I've tried a lot of approaches to training models concurrently with the multiprocessing module in a SageMaker instance.
Either multiple processes spawn, and they crash when they hit the train() call, or the processes run sequentially (sometimes crashing after 1 process runs its course).
I've run a few examples of multiprocessing that generate random arrays to make sure multiprocessing is working in general. This leads me to believe there's an issue either in the way I'm handling data or tensorflow in conjunction with the async functionality.
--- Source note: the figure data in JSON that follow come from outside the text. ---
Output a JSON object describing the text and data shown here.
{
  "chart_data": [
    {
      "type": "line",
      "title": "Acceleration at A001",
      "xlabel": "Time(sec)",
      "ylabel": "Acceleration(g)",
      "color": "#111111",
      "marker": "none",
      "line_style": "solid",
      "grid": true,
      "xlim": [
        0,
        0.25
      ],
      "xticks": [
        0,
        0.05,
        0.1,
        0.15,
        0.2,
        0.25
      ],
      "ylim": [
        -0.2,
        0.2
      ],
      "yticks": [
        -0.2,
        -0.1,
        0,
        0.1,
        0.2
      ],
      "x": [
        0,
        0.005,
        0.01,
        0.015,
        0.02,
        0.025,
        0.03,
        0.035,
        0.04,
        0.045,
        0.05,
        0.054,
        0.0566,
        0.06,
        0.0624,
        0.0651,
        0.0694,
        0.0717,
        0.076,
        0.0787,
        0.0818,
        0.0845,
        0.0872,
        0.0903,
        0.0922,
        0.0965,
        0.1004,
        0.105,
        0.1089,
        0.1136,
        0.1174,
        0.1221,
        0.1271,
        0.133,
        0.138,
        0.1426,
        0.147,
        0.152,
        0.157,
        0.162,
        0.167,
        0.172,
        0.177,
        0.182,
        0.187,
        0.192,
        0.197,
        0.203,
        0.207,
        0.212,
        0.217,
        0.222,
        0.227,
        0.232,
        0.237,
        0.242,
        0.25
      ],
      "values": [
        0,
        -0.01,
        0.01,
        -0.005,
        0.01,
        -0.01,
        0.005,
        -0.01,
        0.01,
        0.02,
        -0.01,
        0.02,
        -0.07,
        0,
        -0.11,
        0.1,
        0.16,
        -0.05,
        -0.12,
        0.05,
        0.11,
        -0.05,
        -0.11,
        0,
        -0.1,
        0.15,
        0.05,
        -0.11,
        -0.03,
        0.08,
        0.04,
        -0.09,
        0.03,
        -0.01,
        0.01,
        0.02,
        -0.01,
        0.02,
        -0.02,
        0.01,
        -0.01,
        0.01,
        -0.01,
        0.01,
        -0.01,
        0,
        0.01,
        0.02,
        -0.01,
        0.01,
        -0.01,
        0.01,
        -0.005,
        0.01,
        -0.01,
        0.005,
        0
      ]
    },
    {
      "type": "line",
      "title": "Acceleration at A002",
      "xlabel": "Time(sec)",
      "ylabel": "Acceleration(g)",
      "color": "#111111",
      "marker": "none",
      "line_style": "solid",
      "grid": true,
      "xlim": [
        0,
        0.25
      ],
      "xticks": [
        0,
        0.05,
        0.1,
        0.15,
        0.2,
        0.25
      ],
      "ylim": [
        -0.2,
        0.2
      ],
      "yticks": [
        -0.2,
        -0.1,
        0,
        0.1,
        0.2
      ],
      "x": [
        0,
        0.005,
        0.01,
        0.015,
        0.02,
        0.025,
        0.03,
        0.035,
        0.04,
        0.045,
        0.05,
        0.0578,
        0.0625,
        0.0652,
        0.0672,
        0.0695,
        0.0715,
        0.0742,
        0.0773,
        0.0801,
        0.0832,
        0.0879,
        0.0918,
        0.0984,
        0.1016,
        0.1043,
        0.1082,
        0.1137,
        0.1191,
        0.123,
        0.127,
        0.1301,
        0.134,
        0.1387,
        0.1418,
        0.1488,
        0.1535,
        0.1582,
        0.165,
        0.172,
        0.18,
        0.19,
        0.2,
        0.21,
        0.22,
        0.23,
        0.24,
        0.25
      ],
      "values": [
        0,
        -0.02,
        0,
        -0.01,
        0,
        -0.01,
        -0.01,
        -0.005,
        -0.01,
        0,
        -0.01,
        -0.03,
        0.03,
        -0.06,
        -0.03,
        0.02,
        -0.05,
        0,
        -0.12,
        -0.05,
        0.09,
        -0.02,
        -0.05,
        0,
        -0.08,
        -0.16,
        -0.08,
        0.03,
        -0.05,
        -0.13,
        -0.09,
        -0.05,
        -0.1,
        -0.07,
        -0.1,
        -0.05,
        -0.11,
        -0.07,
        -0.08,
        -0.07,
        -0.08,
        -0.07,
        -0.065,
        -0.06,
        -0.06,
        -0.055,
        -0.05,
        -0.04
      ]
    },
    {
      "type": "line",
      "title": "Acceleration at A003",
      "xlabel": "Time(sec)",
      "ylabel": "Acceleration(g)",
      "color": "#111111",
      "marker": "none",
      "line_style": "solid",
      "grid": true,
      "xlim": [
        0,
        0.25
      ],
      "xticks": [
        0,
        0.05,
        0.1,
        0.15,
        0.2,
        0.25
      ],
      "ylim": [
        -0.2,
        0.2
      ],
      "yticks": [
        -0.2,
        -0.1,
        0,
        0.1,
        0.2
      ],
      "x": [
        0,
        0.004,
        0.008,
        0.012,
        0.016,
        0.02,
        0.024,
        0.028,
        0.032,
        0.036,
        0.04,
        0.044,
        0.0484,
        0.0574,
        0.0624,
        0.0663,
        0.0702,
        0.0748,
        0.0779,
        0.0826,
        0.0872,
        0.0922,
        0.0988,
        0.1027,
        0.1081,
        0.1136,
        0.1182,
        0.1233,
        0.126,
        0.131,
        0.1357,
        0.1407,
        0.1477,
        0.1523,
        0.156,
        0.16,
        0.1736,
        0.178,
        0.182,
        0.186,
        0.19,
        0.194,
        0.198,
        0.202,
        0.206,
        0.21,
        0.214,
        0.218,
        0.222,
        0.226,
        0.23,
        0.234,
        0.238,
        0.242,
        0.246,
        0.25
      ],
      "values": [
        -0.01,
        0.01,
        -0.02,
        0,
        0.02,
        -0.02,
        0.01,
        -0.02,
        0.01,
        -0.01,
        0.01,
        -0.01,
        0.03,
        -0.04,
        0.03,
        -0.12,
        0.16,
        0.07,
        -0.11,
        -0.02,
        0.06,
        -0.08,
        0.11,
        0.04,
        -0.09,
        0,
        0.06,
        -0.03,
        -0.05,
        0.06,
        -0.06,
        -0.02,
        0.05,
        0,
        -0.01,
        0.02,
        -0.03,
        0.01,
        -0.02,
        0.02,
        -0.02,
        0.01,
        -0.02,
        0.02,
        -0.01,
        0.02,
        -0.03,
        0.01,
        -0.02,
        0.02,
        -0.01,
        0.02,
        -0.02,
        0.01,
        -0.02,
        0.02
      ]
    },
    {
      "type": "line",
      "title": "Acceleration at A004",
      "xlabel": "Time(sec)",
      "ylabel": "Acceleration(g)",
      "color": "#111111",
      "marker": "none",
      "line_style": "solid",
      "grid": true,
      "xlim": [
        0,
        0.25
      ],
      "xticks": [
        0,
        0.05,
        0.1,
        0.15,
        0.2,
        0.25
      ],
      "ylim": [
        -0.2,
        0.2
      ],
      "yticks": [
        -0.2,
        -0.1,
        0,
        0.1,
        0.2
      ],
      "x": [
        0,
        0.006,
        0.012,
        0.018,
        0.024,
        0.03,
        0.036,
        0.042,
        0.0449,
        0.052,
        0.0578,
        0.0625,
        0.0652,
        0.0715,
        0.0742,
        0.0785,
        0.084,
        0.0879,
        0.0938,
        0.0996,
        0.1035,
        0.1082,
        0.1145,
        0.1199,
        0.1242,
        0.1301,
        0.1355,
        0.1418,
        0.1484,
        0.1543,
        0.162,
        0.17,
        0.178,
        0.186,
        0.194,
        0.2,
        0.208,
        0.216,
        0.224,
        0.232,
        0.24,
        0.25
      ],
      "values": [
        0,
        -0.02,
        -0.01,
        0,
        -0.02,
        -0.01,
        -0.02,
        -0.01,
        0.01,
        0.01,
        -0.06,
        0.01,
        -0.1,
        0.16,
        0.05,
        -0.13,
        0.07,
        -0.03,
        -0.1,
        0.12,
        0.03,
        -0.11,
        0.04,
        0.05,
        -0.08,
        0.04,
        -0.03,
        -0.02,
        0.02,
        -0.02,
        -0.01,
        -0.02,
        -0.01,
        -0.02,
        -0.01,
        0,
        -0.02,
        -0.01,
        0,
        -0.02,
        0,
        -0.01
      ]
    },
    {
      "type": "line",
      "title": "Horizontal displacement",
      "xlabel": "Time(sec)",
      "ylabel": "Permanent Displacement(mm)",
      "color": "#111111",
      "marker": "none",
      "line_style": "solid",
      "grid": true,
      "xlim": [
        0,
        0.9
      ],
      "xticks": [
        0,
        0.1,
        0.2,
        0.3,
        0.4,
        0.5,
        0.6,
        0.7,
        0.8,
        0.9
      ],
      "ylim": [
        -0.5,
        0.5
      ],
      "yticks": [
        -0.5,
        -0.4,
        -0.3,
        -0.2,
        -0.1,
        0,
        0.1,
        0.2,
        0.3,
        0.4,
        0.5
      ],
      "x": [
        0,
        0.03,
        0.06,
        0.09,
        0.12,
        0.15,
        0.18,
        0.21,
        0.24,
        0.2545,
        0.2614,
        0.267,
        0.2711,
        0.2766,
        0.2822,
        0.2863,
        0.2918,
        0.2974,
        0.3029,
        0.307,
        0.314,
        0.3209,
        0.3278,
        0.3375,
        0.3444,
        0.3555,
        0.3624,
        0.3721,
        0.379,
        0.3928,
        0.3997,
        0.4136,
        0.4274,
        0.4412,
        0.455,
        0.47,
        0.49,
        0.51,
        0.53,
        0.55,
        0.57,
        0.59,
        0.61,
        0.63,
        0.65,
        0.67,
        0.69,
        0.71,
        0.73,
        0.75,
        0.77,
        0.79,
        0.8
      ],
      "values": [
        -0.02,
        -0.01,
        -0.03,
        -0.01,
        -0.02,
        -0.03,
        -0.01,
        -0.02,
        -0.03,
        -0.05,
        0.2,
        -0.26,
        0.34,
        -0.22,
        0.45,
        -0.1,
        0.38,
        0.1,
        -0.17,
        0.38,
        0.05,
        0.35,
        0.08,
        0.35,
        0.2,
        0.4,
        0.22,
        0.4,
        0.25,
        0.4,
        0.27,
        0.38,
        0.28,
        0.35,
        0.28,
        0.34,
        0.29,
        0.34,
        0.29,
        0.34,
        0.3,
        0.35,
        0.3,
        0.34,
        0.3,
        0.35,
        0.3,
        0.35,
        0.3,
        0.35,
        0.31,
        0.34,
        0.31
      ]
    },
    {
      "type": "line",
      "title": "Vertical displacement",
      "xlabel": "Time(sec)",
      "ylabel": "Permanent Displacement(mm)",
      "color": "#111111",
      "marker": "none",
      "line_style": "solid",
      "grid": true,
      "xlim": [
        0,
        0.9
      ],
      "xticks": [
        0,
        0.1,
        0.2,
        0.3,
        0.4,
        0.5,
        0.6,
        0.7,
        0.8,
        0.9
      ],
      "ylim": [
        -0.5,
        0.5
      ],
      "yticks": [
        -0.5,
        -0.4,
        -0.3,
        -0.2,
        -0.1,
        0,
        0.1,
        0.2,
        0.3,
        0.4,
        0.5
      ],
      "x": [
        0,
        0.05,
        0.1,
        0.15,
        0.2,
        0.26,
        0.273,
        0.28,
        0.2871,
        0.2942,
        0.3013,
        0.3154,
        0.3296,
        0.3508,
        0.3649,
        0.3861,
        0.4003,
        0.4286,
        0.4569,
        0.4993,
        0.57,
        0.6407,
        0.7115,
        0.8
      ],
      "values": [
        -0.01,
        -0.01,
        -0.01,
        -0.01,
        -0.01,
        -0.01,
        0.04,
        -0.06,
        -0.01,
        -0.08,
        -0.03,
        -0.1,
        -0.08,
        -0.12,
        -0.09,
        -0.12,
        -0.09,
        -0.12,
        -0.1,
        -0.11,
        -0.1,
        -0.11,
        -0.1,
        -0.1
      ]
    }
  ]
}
I stripped everything down to mimic the code here, but my print statements following the async map/before the wait do not print:
def trainNetworks(numProcesses=1):
if __name__ == '__main__':
batches = []
netInCt = len(master_in.network_inputs)
batchSize = math.ceil(netInCt / numProcesses)
for i in range(numProcesses):
batchStartIdx = (i * batchSize) # inclusive idx
batchEndIdx = ((i + 1) * batchSize) if (((i + 1) * batchSize) < netInCt) else netInCt # exclusive idx
netBatch = copy.deepcopy(master_in.network_inputs[batchStartIdx:batchEndIdx])
batches.append(netBatch)
po = multiprocessing.Pool(numProcesses)
batchOut = po.map_async(trainNetBatch, batches)#.get()
# get will start the processes and execute them
print('abc')
po.wait()
print('zyx')
po.terminate()
# pickle master output
print('All done, pickling')
return 0
def trainNetBatch(netBatch):
for netIn in netBatch:
print('!!!starting ', batchStartIdx)
x = np.array(netIn.table)
y = np.array(netIn.labels)
from sklearn.model_selection import train_test_split
x_train, x_test, y_train, y_test = train_test_split(x, y, test_size = 0.2, random_state = 0)
ann = getNetModel()
print('!!!fitting ', batchStartIdx)
# train network
ann.fit(x_train, y_train, batch_size = 32, epochs = 100, verbose = 0)
print('!donefit ', batchStartIdx)
The instance CPU usage and memory never exceed ~30%, but the execution hangs.
In a few cases, I've had training execute for a few models, then a syntax error from BEFORE the fit() call halts execution. How would the code get past the error to call fit in the first place?